Relationships, or some say just friends can do that to you.
Lately, I've been hungover this one girl.
It's important to analyze every aspect of this relationship between me and her.
Lets say her name is Rosie.
Rosie is beautiful girl in her 20's whom shares many of the same interests as me, including soccer, tennis, going to the beach, and going out at night.
Not only that, we tend to tease each other constantly with just little, subtle hints throughout the day.
It comes down to a fine line where we tease each other a lot but nothing ever happens.
Your probably wondering why.
It sounds like this is a clear cut case, that she likes me, and I like her.
Typically, I would say the same.
We practically go out together every day for dinner, hang out when ever the two of us is free.
But then why are we not moving past that fine line between just friends and more than friends.

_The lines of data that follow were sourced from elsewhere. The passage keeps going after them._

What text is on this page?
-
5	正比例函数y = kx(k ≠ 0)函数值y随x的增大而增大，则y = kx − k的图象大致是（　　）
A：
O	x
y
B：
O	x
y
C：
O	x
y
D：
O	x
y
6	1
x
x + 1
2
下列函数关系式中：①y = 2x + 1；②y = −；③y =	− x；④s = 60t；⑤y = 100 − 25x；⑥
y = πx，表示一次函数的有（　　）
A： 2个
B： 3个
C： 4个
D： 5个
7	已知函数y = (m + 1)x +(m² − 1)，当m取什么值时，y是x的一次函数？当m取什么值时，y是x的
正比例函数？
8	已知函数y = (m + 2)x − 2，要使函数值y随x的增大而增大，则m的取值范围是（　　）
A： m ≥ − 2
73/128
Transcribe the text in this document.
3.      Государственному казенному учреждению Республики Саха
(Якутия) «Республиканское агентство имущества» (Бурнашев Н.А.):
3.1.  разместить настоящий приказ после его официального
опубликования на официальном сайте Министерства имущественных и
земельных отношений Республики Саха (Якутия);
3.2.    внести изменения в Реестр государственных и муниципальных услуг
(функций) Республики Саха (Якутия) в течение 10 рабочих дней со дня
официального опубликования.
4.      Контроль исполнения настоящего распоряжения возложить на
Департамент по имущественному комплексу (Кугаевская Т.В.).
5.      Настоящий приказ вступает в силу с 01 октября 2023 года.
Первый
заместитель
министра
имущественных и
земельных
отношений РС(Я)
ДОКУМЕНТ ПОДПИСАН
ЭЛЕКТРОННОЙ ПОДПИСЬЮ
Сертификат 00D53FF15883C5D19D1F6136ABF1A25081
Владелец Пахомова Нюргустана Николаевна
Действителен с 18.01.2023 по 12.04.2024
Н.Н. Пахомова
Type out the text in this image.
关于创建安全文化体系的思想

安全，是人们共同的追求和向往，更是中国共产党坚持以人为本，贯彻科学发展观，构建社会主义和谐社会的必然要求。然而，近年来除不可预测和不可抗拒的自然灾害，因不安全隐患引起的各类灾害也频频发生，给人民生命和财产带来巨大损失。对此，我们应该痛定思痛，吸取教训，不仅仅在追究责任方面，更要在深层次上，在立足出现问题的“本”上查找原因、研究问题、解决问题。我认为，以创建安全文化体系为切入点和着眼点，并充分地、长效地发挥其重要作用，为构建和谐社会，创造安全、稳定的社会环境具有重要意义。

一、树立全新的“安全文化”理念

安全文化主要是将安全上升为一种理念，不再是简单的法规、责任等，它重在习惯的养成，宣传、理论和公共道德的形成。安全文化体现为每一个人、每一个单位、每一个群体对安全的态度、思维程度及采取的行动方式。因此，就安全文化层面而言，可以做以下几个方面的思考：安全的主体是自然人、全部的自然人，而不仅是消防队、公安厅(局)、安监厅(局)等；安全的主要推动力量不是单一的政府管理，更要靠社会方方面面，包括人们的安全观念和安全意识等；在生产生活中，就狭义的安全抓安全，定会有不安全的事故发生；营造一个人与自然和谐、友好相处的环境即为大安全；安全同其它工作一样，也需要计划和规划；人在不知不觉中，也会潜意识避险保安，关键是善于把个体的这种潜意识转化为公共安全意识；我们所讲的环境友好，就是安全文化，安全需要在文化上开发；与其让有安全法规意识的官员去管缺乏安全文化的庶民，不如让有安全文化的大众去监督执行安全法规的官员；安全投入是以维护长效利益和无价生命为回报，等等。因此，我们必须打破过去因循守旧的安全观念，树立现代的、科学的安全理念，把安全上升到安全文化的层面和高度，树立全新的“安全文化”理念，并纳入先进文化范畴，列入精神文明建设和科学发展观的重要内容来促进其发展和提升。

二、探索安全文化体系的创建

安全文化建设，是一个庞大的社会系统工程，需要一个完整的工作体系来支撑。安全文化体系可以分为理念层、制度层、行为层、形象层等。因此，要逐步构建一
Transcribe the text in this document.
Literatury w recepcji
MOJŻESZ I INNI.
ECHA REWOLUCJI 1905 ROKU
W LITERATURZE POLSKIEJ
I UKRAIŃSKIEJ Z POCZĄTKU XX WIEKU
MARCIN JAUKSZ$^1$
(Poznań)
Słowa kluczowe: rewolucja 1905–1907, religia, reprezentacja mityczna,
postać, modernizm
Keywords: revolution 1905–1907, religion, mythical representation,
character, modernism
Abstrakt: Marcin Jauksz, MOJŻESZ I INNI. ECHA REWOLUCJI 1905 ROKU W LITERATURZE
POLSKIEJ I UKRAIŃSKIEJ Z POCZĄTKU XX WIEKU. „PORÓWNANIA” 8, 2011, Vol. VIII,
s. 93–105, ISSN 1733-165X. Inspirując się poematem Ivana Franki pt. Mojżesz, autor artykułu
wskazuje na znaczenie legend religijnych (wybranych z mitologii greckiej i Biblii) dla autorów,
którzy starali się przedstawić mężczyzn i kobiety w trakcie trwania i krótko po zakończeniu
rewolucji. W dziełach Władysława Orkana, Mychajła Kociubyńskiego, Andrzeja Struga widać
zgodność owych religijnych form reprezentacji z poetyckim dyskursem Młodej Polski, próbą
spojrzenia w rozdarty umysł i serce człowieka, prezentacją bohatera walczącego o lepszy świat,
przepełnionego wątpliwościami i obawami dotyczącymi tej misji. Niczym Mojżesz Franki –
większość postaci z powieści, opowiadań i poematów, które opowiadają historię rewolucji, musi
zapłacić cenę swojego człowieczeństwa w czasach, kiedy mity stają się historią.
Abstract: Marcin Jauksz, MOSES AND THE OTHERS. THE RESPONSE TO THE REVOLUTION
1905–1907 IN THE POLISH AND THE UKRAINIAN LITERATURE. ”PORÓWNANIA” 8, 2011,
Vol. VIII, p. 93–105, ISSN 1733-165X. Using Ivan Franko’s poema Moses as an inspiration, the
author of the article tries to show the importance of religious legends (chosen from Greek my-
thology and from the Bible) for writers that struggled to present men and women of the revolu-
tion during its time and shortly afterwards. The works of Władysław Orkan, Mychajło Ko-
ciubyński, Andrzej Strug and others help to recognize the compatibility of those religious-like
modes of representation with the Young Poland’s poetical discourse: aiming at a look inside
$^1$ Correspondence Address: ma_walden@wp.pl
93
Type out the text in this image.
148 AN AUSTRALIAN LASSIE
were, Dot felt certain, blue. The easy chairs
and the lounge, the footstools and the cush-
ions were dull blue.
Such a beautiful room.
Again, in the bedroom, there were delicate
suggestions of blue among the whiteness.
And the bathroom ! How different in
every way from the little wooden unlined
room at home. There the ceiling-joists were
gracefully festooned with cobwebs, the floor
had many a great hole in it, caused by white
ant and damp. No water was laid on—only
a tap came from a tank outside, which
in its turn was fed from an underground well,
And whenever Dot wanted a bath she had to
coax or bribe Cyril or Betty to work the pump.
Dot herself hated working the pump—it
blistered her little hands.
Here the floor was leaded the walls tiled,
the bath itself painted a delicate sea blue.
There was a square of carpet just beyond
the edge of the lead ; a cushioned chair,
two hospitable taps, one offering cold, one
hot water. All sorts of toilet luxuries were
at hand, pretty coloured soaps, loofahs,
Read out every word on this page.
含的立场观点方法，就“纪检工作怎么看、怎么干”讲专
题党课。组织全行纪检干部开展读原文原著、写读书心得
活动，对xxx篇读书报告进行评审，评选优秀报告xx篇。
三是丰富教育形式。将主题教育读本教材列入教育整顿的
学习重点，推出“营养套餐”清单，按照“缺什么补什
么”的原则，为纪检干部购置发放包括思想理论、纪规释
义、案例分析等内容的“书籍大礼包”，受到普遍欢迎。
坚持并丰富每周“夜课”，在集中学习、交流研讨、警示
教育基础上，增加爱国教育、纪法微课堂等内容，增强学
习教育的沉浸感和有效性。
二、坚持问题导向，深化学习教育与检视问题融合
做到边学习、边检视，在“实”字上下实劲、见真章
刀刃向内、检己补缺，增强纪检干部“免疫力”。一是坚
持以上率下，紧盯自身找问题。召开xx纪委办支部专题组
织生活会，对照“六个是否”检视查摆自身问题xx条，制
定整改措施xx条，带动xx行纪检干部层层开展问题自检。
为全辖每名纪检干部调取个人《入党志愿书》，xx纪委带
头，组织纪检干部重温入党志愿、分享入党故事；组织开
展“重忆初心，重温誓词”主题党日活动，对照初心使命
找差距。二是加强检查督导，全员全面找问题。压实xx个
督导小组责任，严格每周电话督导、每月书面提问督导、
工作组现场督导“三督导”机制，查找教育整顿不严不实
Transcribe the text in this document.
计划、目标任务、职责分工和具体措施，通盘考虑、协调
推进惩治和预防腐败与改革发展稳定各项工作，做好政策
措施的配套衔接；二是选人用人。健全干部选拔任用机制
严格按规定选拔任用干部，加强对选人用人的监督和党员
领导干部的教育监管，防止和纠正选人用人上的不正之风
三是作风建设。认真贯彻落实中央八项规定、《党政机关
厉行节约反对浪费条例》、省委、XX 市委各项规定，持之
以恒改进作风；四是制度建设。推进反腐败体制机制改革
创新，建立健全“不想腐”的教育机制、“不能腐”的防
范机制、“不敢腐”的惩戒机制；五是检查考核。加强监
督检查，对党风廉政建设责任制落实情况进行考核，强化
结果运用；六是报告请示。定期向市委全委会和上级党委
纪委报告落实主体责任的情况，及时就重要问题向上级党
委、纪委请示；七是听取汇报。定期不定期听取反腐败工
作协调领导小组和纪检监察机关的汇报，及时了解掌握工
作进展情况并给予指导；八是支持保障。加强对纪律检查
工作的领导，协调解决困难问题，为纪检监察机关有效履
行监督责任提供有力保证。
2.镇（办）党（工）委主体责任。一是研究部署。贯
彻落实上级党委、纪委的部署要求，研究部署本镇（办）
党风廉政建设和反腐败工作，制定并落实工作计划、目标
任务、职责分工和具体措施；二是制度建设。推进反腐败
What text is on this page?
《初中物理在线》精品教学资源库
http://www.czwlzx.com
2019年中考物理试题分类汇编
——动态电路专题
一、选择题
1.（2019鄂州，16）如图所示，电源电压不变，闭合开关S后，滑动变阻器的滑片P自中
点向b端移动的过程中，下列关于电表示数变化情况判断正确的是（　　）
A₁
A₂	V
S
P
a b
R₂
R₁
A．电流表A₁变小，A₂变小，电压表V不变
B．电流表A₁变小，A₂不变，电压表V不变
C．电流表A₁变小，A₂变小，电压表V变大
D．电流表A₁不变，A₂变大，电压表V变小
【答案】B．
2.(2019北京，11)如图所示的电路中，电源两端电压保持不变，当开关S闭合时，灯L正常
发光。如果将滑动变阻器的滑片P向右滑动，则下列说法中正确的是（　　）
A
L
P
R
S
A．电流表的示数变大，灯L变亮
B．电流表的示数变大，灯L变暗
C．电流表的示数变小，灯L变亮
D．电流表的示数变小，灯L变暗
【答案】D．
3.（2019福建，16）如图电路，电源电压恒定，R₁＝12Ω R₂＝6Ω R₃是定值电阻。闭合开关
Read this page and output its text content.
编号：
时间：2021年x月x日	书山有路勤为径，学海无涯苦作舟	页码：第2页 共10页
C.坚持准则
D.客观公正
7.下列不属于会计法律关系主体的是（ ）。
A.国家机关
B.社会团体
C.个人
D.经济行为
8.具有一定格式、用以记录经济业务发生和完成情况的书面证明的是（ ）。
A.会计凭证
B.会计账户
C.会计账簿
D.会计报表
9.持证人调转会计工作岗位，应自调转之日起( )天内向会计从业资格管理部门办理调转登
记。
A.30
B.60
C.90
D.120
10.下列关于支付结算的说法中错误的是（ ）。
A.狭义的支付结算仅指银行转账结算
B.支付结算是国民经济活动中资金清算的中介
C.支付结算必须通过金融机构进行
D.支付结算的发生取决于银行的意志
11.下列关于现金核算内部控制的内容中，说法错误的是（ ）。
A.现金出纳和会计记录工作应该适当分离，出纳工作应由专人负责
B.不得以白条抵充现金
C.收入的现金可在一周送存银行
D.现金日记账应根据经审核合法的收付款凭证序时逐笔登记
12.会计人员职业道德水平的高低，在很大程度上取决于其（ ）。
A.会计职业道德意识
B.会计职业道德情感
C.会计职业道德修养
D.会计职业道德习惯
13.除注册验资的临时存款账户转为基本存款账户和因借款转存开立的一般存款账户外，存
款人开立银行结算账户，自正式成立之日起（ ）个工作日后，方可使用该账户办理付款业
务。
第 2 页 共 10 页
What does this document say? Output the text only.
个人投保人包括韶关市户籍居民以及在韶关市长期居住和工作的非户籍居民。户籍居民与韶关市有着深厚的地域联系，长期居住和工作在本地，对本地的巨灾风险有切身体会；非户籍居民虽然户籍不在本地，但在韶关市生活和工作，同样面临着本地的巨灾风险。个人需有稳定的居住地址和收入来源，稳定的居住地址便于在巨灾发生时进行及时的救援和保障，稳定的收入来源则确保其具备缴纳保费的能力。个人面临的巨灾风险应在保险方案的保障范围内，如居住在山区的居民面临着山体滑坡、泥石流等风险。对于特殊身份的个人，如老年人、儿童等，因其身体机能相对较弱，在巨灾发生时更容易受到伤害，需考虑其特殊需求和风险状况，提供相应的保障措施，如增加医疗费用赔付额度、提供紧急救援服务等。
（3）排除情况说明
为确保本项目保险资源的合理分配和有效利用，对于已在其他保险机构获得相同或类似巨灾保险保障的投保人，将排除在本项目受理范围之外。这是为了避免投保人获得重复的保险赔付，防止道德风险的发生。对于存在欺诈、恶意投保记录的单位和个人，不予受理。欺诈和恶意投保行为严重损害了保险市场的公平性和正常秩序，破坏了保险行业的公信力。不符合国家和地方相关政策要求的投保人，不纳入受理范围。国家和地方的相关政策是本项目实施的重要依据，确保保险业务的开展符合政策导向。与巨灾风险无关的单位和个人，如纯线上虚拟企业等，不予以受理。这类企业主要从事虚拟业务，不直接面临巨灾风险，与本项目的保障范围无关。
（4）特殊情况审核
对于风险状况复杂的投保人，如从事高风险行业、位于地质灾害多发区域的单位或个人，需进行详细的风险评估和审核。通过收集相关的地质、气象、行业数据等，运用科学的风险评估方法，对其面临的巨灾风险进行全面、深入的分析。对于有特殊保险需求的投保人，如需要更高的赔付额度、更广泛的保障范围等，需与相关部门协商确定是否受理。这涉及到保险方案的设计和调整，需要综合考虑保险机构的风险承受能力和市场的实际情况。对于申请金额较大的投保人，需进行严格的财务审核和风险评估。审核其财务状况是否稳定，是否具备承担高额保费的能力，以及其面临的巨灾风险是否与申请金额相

Why's it ha just stop at friends? She has a boyfriend, whom lives far away, approximately 1000 miles in a different state and this causes extreme confusion between where her alliances lie.
I understand that shes having a difficult time.
She's dated this other guy for 2 years, and has just met me for at most a month.
This difference is not the only thing that's stopping her from just breaking up with her boyfriend.
She seems to be one of those very subtle, prude girls who won't make the first move unless aggressive behavior takes places.
The thing is, aggressive behavior is risky, and can turn against you if your not careful.
Perhaps this whole situation is being over analyzed and that if she truly does like me, she would break up with her boyfriend eventually.
My approach to this scenario is taking a slow calm approach.
Let's see where this takes me.
One thing I truly wish to do is to fall in the friend zone.
I know I'm not there, at least not yet, but if nothing happens again in the next few weeks, it's time to move on.